Caritas-Nahost-Experte Christoph Klitsch-Ott verwies auf das enorme Ausmaß der versteckten Folgen des anhaltenden Bombardements: "Es ist nicht nur die unaufhörlich wachsende Zahl an Toten und Verletzten, die uns humanitäre Helfer tagtäglich fassungslos macht, sondern auch die stetig wachsende Zahl an Menschen, die als indirekte Folge des Krieges schleichend in die Verelendung gleiten."

Viele Menschen in Kampfgebieten eingekesselt

Schon einfache Krankheiten seien lebensbedrohlich, weil die Behandlung für die allermeisten Syrer unerschwinglich sei. "Diese Toten tauchen aber in keiner Statistik auf", erklärte Klitsch-Ott. 60 Prozent der arbeitsfähigen Bevölkerung seien arbeitslos und deshalb nicht selbst in der Lage, sich und ihre Familien zu ernähren. Die Armutsrate liege bei 85 Prozent. In 15 Kampfgebieten seien immer noch Menschen eingekesselt und von der Außenwelt abgeschnitten. Der Nahost-Experte forderte massiven politischen und diplomatischen Druck der Nationen, die Einfluss auf die in Syrien kämpfenden Truppen haben.
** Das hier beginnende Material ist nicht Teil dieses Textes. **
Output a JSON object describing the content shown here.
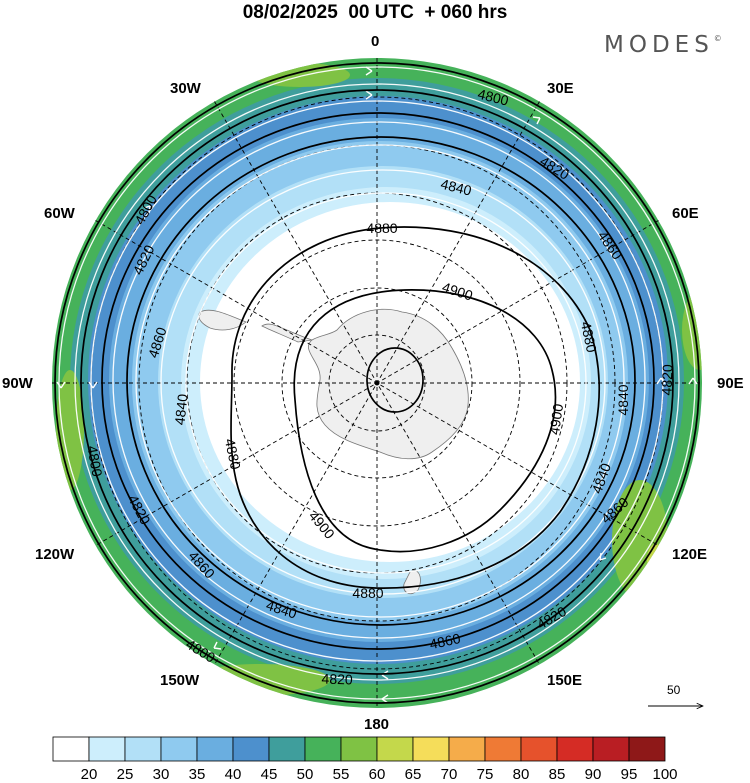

Der syrische Jesuit Sami Hallak aus Aleppo erklärte, dass die syrische Bevölkerung den Glauben an eine Lösung der internationalen Politik verloren habe: "Gerade deshalb bleibt ihnen nur noch die Hoffnung auf eigene Friedensinitiativen, so begrenzt sie auch sein mögen." In einem Hilfsprogramm arbeiteten zum Beispiel Christen und Muslime Seite an Seite, um Essen und Wasser zu verteilen.